La rigueur normative de l’UE n’est plus ce qu’elle était! Le concombre courbe fait en effet son retour sur les étals: les fruits et légumes «hors normes» de nouveau en vente à compter du 1 er juillet. Les normes de l’Union européenne relatives à la taille et à la forme de nombreux fruits et légumes cesseront de s’appliquer demain, date de l’abrogation des normes de commercialisation applicables à 26 types de fruits et légumes.

L’initiative de la Commission visant à éliminer lesdites normes constitue un élément majeur dans ses efforts de rationalisation et de simplification des règles de l’UE ainsi que de réduction des lourdeurs administratives. Pour dix types de fruits et légumes, notamment pour les pommes, les fraises et les tomates, les normes de commercialisation seront maintenues.

Mais même pour ces dix fruits et légumes, les États membres pourront autoriser la vente au détail des spécimens ne correspondant pas aux normes, pour autant qu’ils soient étiquetés de manière à les distinguer des produits relevant des catégories «Extra», «I» et «II» . En d’autres termes, en vertu des nouvelles règles, les autorités nationales seront autorisées à permettre la vente au détail de tous les fruits et légumes, indépendamment de leur taille et de leur forme.

«Le 1 er juillet marque le retour sur nos étals des concombres courbes et des carottes noueuses» a déclaré à ce propos Mme Mariann Fischer Boel, membre de la Commission chargé de l’agriculture et du développement rural. «Plus sérieusement, cette initiative concrétise notre volonté de réduire les lourdeurs administratives inutiles. Nous n’avons pas besoin de légiférer sur ces questions au niveau de l’UE. Il est de loin préférable de laisser cela à l’appréciation des opérateurs économiques concernés. Grâce à ces changements, les consommateurs auront également la possibilité de choisir parmi une gamme de produits la plus large possible. Il est absurde de jeter des produits parfaitement comestibles au simple motif qu’ils sont de taille et de forme irrégulières».

Lors des négociations menées en 2007 dans le cadre de la réforme de l’organisation commune des marchés dans le secteur des fruits et légumes, la Commission s’était engagée à réduire les lourdeurs administratives inutiles en supprimant une série de normes de commercialisation applicables aux fruits et légumes.
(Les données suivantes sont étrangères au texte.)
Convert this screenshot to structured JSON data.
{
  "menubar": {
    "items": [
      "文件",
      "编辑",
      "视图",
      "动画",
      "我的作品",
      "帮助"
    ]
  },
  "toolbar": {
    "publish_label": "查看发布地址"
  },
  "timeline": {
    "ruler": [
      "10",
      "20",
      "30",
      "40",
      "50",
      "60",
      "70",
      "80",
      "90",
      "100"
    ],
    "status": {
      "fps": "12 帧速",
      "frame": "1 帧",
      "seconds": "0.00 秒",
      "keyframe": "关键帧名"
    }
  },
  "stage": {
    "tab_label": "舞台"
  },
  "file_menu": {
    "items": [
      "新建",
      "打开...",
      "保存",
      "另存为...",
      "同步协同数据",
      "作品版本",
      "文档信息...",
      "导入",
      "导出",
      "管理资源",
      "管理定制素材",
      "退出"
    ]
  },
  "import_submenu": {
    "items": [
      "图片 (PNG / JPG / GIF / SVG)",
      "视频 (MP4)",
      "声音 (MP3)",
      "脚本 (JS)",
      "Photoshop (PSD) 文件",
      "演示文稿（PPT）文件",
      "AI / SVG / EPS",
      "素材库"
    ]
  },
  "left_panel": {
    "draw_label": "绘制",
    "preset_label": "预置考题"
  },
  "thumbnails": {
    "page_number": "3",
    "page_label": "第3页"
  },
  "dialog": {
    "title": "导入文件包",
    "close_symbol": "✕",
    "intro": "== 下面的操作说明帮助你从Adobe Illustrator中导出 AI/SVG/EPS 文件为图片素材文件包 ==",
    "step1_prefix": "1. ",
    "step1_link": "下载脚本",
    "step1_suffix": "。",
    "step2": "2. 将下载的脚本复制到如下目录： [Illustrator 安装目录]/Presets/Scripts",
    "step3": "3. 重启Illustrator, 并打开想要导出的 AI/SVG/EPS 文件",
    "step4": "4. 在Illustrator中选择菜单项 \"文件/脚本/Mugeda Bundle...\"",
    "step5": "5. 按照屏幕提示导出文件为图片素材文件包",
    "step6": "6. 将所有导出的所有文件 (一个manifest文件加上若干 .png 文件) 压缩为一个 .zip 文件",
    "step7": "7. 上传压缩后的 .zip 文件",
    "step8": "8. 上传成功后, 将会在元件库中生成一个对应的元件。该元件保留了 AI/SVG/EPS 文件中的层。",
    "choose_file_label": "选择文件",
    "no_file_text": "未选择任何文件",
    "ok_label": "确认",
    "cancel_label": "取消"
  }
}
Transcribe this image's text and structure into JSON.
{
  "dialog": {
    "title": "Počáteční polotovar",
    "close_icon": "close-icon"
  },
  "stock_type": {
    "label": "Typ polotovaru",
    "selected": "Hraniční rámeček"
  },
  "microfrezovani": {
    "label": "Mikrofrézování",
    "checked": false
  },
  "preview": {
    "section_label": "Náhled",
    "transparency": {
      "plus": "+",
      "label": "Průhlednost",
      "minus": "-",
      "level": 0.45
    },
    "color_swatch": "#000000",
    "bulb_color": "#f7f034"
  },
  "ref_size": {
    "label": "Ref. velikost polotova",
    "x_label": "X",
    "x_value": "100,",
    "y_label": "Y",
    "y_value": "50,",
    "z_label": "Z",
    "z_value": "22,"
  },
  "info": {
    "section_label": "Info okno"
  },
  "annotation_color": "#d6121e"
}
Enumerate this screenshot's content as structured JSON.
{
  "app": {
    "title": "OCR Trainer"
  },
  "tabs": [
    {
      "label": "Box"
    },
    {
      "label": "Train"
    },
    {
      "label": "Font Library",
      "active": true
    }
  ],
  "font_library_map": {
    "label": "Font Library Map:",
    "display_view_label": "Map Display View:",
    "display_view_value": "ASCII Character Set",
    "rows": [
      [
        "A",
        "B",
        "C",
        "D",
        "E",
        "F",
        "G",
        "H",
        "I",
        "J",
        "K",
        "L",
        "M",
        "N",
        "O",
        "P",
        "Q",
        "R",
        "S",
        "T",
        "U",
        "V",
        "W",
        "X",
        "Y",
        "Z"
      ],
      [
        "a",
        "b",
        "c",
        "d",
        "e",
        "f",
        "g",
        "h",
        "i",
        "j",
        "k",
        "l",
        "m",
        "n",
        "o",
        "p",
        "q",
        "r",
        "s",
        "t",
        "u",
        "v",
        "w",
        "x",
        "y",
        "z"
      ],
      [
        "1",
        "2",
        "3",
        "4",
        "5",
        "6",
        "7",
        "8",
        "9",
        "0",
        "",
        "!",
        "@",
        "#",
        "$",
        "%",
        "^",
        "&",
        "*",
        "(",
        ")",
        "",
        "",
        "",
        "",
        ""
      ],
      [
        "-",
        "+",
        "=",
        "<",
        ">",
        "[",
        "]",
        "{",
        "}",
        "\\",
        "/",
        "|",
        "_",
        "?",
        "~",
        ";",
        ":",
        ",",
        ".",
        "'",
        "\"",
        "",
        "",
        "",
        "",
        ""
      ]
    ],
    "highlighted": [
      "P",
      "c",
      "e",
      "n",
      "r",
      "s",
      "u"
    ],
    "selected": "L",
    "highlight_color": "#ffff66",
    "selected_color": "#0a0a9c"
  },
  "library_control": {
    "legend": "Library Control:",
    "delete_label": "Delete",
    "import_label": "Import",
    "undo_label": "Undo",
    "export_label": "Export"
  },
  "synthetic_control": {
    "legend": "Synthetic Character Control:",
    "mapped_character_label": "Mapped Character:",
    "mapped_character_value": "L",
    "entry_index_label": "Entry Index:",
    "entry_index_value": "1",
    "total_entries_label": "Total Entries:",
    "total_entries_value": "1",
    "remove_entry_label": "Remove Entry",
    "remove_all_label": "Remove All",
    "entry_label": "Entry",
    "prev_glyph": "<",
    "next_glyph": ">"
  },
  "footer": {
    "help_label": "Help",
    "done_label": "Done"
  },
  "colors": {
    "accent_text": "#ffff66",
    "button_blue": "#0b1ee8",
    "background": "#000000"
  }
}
Le changement qui entrera en vigueur demain aura pour conséquence d’abroger les normes de commercialisation applicables à 26 produits: abricots, artichauts, asperges, aubergines, avocats, haricots, choux de Bruxelles, carottes, choux-fleurs, cerises, courgettes, concombres, champignons de couche, aulx, noisettes en coque, choux pommés, poireaux, melons, oignons, pois, prunes, céleris à côtes, épinards, noix en coque, pastèques et chicorées Witloof.

Des normes de commercialisation spécifiques seront maintenues pour dix produits qui représentent à eux seuls 75 % de la valeur des échanges de l’Union européenne: pommes, agrumes, kiwis, laitues, pêches et nectarines, poires, fraises, poivrons, raisins de table et tomates. Toutefois, les États membres pourront exempter lesdits produits de l’application des normes s’ils sont commercialisés avec une étiquette spéciale. Concrètement, cela signifie qu’une pomme qui n’est pas conforme à la norme pourra être vendue dans le commerce de détail, pour autant qu’elle soit pourvue d’une étiquette portant la mention «produit destiné à la transformation» ou une mention équivalente.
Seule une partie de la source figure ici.